Restauration heißt Wiederherstellung. Der Begriff ist neutral, ursprünglich aber doch eher mit Hoffnung und Freude verbunden als mit dem abschätzigen Beiklang, den wir im Wort Restauration hören.
Wiederherstellung kann Sachen betreffen und Menschen. Die Wiederherstellung von Sachen macht im allgemeinen, wenn die Pläne und die Mittel vorhanden sind, keine besonderen Schwierigkeiten. Die Denkmalpflege bietet großartige Beispiele gelungener Restauration. Man hat nach der Zerstörung der alten Städte einzelne Gebäude, ja ganze Straßenzüge so wiederhergestellt, wie sie vorher waren. Die Abgrenzungen stimmen genau, es ist definitiv alles an seinem Ort. Nicht selten hat allerdings der Fluß der Zeit zu Variationen gezwungen, etwa dergestalt, daß man Fassaden restaurierte, aber den Innenraum der Gebäude neuen Erfordernissen anpaßte. Manche dieser Lösungen darf man als glücklich bezeichnen, andere sind mißlungen. Die alten Mauern trauern in dem Gewimmel, das sie neu umgibt. Die Schwierigkeiten, die bei der Wiederherstellung von Sachen auftreten, vervielfältigen sich, wenn es darum geht, Menschen wiederaufzurichten, oder soziale Gebilde, etwa Staaten, Parlamente, Konzerne oder aufgelöste Vereine, wieder ins Leben zu
rufen.

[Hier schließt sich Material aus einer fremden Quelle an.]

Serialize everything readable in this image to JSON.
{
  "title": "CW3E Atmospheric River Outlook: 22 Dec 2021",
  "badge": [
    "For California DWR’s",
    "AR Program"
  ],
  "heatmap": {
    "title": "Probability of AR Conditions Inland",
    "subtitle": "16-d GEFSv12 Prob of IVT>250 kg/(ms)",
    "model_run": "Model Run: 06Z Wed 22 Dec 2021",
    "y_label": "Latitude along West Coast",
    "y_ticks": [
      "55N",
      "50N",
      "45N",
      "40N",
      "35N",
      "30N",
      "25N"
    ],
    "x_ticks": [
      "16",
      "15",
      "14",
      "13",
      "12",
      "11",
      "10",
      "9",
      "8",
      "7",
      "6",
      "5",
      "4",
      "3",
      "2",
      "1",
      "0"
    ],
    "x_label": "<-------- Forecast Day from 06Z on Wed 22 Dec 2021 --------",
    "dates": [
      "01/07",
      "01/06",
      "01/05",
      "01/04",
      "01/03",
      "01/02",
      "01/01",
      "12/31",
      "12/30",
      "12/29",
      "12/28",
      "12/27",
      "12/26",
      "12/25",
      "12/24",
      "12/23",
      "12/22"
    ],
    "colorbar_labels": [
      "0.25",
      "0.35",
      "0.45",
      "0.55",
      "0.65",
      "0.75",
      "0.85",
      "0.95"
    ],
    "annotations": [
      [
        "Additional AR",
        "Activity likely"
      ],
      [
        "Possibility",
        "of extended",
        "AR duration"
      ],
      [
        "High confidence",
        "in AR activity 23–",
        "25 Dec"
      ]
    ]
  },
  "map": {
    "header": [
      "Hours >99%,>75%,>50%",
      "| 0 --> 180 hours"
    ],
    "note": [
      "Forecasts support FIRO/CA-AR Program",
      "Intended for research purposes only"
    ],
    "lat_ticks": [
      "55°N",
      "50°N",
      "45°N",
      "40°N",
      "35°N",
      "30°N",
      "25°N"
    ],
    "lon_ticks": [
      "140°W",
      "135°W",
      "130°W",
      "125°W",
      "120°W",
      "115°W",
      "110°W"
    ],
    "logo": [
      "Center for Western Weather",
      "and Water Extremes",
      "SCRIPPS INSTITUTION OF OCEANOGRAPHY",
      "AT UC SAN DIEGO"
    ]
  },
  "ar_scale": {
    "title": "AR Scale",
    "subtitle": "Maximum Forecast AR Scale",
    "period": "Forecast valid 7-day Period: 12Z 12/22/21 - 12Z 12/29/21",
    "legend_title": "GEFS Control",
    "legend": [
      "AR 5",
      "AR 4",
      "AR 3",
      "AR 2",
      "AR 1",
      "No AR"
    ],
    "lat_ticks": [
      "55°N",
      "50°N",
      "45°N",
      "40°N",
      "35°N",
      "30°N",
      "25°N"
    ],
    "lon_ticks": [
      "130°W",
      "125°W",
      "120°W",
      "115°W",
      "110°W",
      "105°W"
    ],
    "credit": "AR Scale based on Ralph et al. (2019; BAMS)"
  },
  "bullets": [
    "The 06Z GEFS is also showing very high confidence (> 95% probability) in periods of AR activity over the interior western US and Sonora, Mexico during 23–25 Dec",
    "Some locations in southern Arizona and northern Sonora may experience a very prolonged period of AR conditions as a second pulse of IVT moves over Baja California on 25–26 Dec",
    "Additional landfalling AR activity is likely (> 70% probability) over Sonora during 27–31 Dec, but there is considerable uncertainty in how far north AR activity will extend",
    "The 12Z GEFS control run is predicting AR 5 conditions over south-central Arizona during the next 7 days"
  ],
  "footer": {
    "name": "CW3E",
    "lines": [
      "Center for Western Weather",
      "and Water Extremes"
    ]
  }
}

In diesem Falle gibt es keine definitiven Abgrenzungen. Deutlicher als bei Sachen macht sich bemerkbar, daß alles im Fluß ist. Die Menschengesellschaft verändert sich ständig, wie der einzelne sich unablässig wandelt. Weder zeitliche noch räumliche Abmessungen erleichtern die Aufgabe, es gibt keinen Grund riß, kein Inventarverzeichnis, keine Fotografie als wirkliches Vorbild.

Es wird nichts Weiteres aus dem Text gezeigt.